# The First Scattered Light Image of the Debris Disk around the Sco-Cen   target HD 129590

**Authors:** Elisabeth Matthews, Sasha Hinkley, Arthur Vigan, Grant Kennedy, Aaron, Rizzuto, Karl Stapelfeldt, Dimitri Mawet, Mark Booth, Christine Chen, Hannah, Jang-Condell

arXiv: 1706.04624 · 2017-07-19

## TL;DR

This paper presents the first high-contrast scattered light image of the debris disk around HD 129590, revealing a nearly edge-on, bright ring at 60-70 AU with a high infrared luminosity, providing insights into young debris disk structures post-planet formation.

## Contribution

First direct scattered light imaging of HD 129590's debris disk, showing a nearly edge-on ring and inner clearing, advancing understanding of young debris disk morphology.

## Key findings

- Detected a nearly edge-on debris disk at 60-70 AU.
- Disk has high infrared luminosity (~5×10^{-3}).
- Disk is vertically thin with ~75° inclination.

## Abstract

We present the first scattered light image of the debris disk around HD 129590, a ~1.3 M$_\odot$ G1V member of the Scorpius Centaurus association with age ~10-16 Myr. The debris disk is imaged with the high contrast imaging instrument SPHERE at the Very Large Telescope, and is revealed by both the IRDIS and IFS subsytems, operating in the H and YJ bands respectively.
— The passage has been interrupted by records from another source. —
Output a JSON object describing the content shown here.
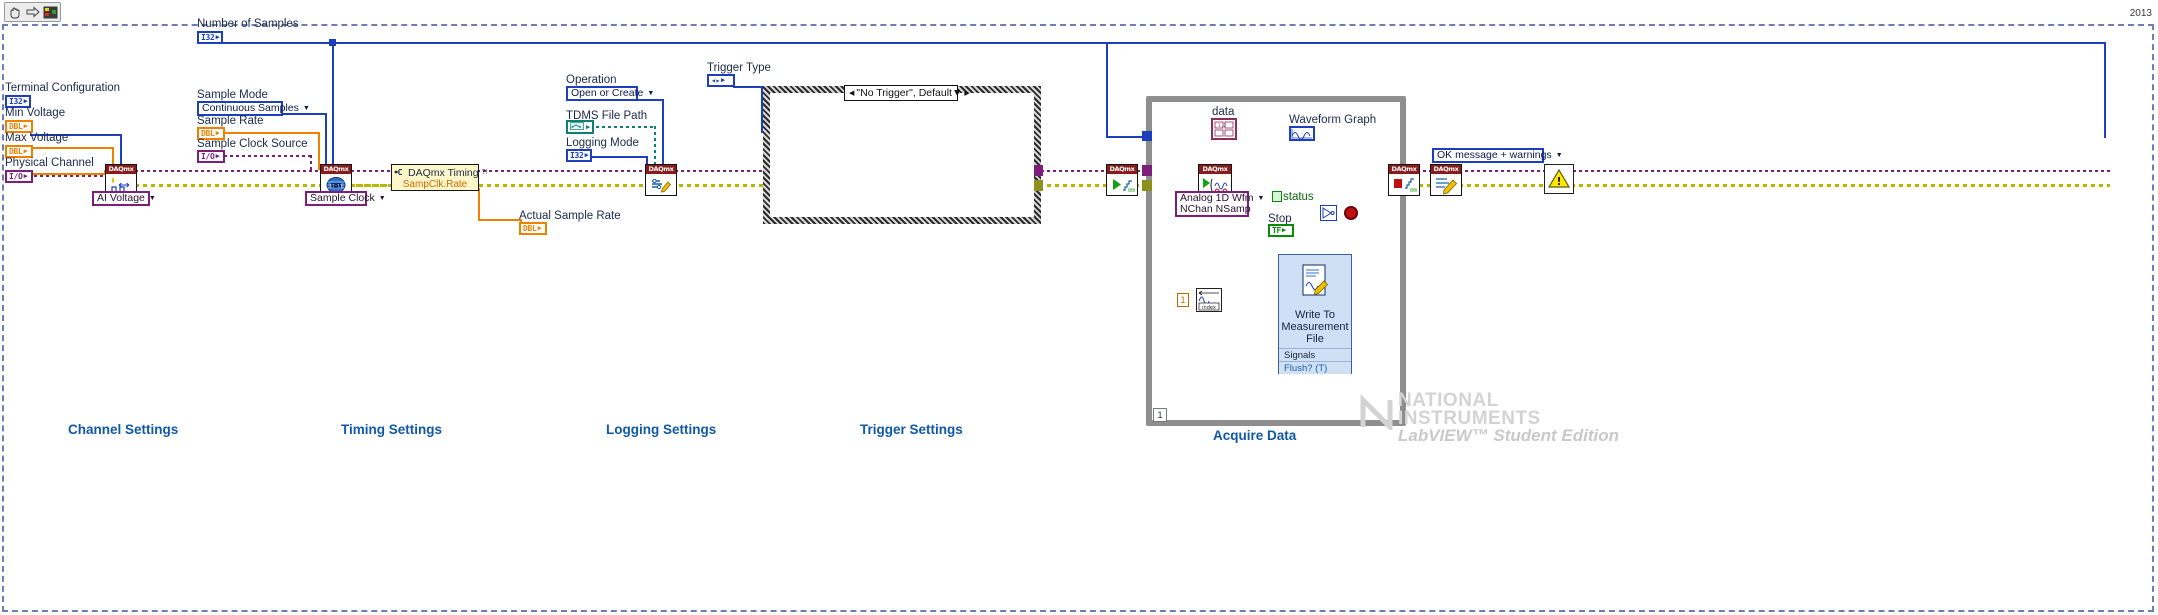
{
  "window": {
    "version_label": "2013",
    "toolbar_buttons": [
      {
        "name": "hand-tool",
        "icon": "hand-icon"
      },
      {
        "name": "run-arrow",
        "icon": "arrow-right-icon"
      },
      {
        "name": "highlight-execution",
        "icon": "bulb-icon"
      }
    ]
  },
  "sections": [
    {
      "label": "Channel Settings"
    },
    {
      "label": "Timing Settings"
    },
    {
      "label": "Logging Settings"
    },
    {
      "label": "Trigger Settings"
    },
    {
      "label": "Acquire Data"
    }
  ],
  "terminals": {
    "number_of_samples": {
      "label": "Number of Samples",
      "type": "I32"
    },
    "terminal_configuration": {
      "label": "Terminal Configuration",
      "type": "I32"
    },
    "min_voltage": {
      "label": "Min Voltage",
      "type": "DBL"
    },
    "max_voltage": {
      "label": "Max Voltage",
      "type": "DBL"
    },
    "physical_channel": {
      "label": "Physical Channel",
      "type": "I/O"
    },
    "sample_rate": {
      "label": "Sample Rate",
      "type": "DBL"
    },
    "sample_clock_source": {
      "label": "Sample Clock Source",
      "type": "I/O"
    },
    "actual_sample_rate": {
      "label": "Actual Sample Rate",
      "type": "DBL"
    },
    "tdms_file_path": {
      "label": "TDMS File Path",
      "type": "PATH"
    },
    "logging_mode": {
      "label": "Logging Mode",
      "type": "I32"
    },
    "trigger_type": {
      "label": "Trigger Type",
      "type": "ENUM"
    },
    "stop": {
      "label": "Stop",
      "type": "TF"
    },
    "status": {
      "label": "status"
    },
    "data": {
      "label": "data"
    },
    "waveform_graph": {
      "label": "Waveform Graph"
    },
    "ok_message": {
      "label": "OK message + warnings"
    }
  },
  "constants": {
    "sample_mode": {
      "label": "Sample Mode",
      "value": "Continuous Samples"
    },
    "operation": {
      "label": "Operation",
      "value": "Open or Create"
    },
    "sample_clock": {
      "value": "Sample Clock"
    },
    "ai_voltage": {
      "value": "AI Voltage"
    },
    "read_mode": {
      "value_line1": "Analog 1D Wfm",
      "value_line2": "NChan NSamp"
    },
    "case_selector": {
      "value": "\"No Trigger\", Default"
    },
    "index_constant": "1",
    "loop_count": "1"
  },
  "nodes": {
    "daqmx_create_channel": {
      "name": "DAQmx Create Virtual Channel",
      "badge": "DAQmx"
    },
    "daqmx_timing": {
      "name": "DAQmx Timing",
      "badge": "DAQmx"
    },
    "daqmx_timing_property": {
      "title": "DAQmx Timing",
      "property": "SampClk.Rate"
    },
    "daqmx_configure_logging": {
      "name": "DAQmx Configure Logging",
      "badge": "DAQmx"
    },
    "daqmx_start_task": {
      "name": "DAQmx Start Task",
      "badge": "DAQmx"
    },
    "daqmx_read": {
      "name": "DAQmx Read",
      "badge": "DAQmx"
    },
    "daqmx_stop_task": {
      "name": "DAQmx Stop Task",
      "badge": "DAQmx"
    },
    "daqmx_clear_task": {
      "name": "DAQmx Clear Task",
      "badge": "DAQmx"
    },
    "simple_error_handler": {
      "name": "Simple Error Handler"
    },
    "write_to_measurement_file": {
      "title_line1": "Write To",
      "title_line2": "Measurement",
      "title_line3": "File",
      "row_signals": "Signals",
      "row_flush": "Flush? (T)"
    }
  },
  "branding": {
    "ni_line1": "NATIONAL",
    "ni_line2": "INSTRUMENTS",
    "lv_text": "LabVIEW™ Student Edition"
  },
  "colors": {
    "wire_blue": "#1c3fbe",
    "wire_orange": "#f08000",
    "wire_io_purple": "#7b1f7b",
    "wire_error_yellow": "#cfcf10",
    "wire_path_teal": "#0f7f74",
    "section_label": "#1059a8",
    "daqmx_header": "#8b1a1a"
  }
}
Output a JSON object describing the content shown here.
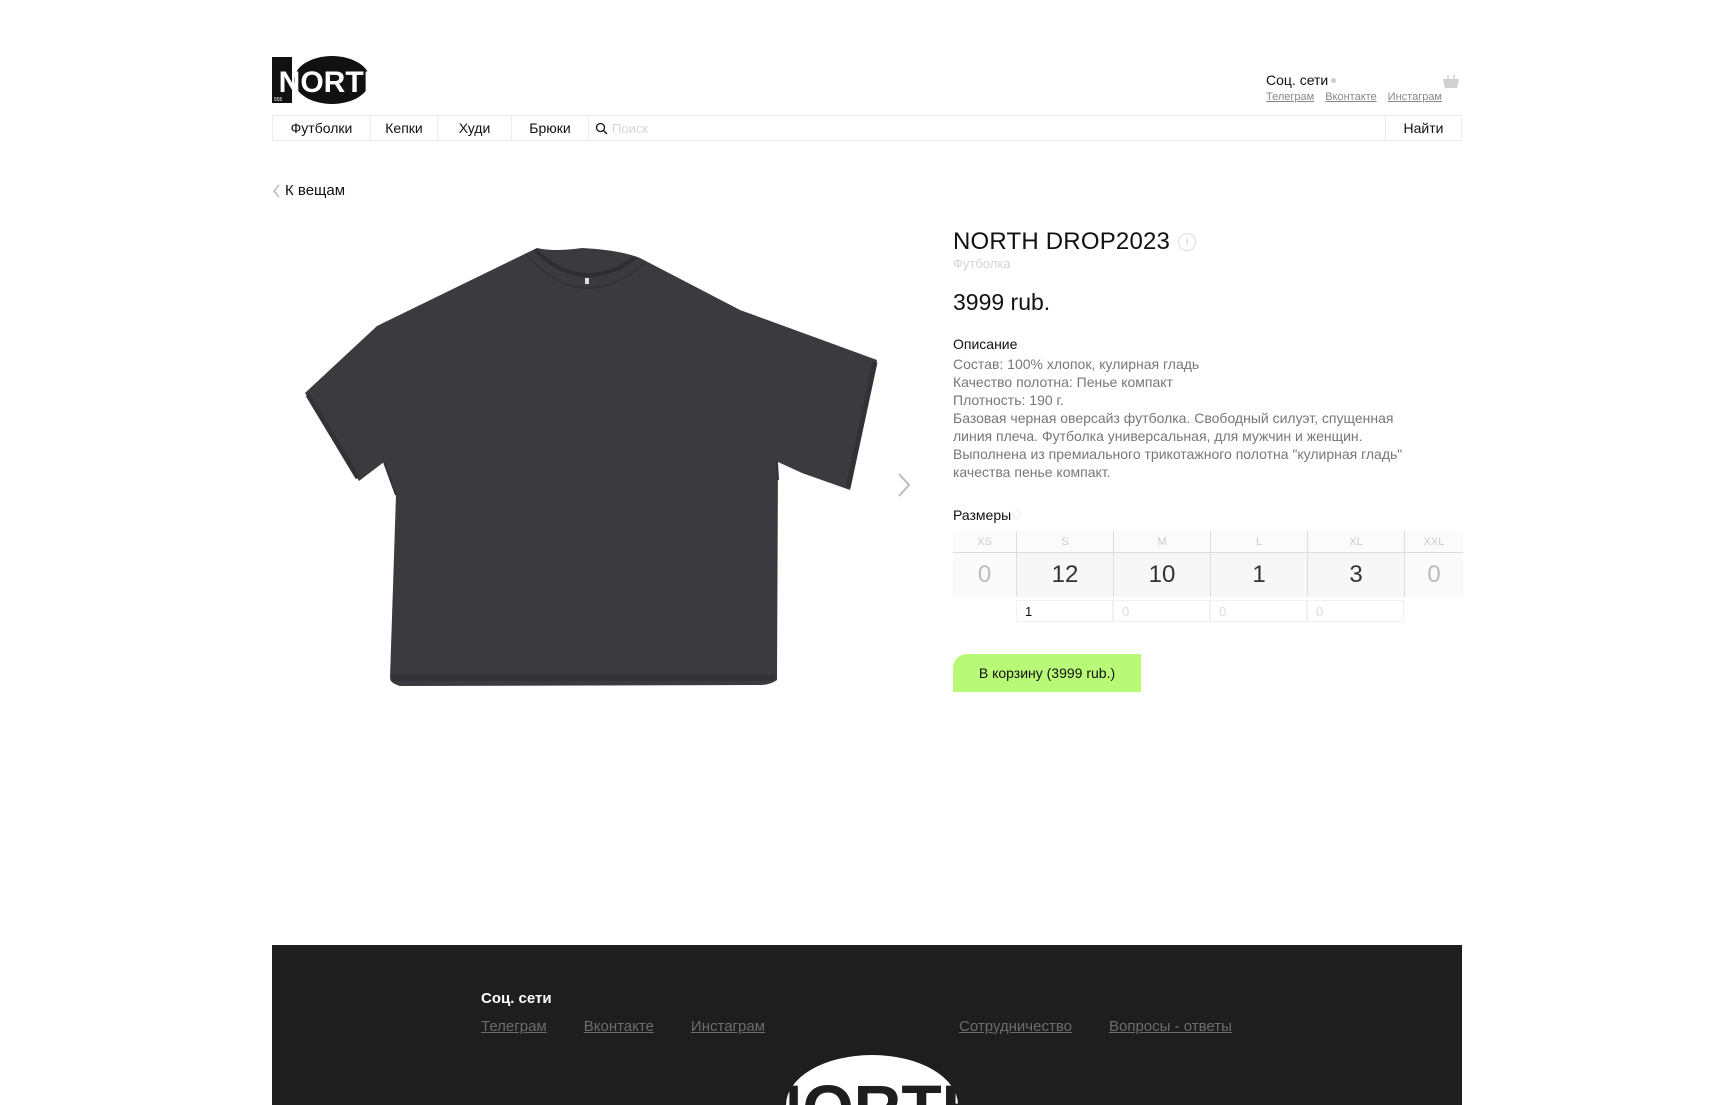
{
  "header": {
    "logo_text": "NORTH",
    "social_title": "Соц. сети",
    "social_links": [
      "Телеграм",
      "Вконтакте",
      "Инстаграм"
    ]
  },
  "nav": {
    "items": [
      "Футболки",
      "Кепки",
      "Худи",
      "Брюки"
    ],
    "search_placeholder": "Поиск",
    "find_label": "Найти"
  },
  "back_label": "К вещам",
  "product": {
    "title": "NORTH DROP2023",
    "category": "Футболка",
    "price": "3999 rub.",
    "description_title": "Описание",
    "description_lines": [
      "Состав: 100% хлопок, кулирная гладь",
      "Качество полотна: Пенье компакт",
      "Плотность: 190 г.",
      "Базовая черная оверсайз футболка. Свободный силуэт, спущенная",
      "линия плеча. Футболка универсальная, для мужчин и женщин.",
      "Выполнена из премиального трикотажного полотна \"кулирная гладь\"",
      "качества пенье компакт."
    ],
    "sizes_title": "Размеры",
    "sizes": [
      {
        "label": "XS",
        "stock": "0"
      },
      {
        "label": "S",
        "stock": "12"
      },
      {
        "label": "M",
        "stock": "10"
      },
      {
        "label": "L",
        "stock": "1"
      },
      {
        "label": "XL",
        "stock": "3"
      },
      {
        "label": "XXL",
        "stock": "0"
      }
    ],
    "quantities": [
      {
        "value": "1",
        "placeholder": ""
      },
      {
        "value": "",
        "placeholder": "0"
      },
      {
        "value": "",
        "placeholder": "0"
      },
      {
        "value": "",
        "placeholder": "0"
      }
    ],
    "add_to_cart": "В корзину (3999 rub.)",
    "image_color": "#3b3b3f"
  },
  "footer": {
    "social_title": "Соц. сети",
    "social_links": [
      "Телеграм",
      "Вконтакте",
      "Инстаграм"
    ],
    "other_links": [
      "Сотрудничество",
      "Вопросы - ответы"
    ],
    "logo_text": "NORTH"
  },
  "colors": {
    "accent": "#b9f978",
    "footer_bg": "#1e1e1e"
  }
}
The disk has a high infrared luminosity of $L_{\textrm{IR}}/L_{\textrm{star}}$~5$\times$10$^{-3}$, and has been resolved in other studies using ALMA. We detect a nearly edge on ring, with evidence of an inner clearing. We fit the debris disk using a model characterized by a single bright ring, with radius ~60-70 AU, in broad agreement with previous analysis of the target SED. The disk is vertically thin, and has an inclination angle of ~75$^\circ$. Along with other previously imaged edge-on disks in the Sco-Cen association such as HD 110058, HD 115600, and HD 111520, this disk image will allow of the structure and morphology of very young debris disks, shortly after the epoch of planet formation has ceased.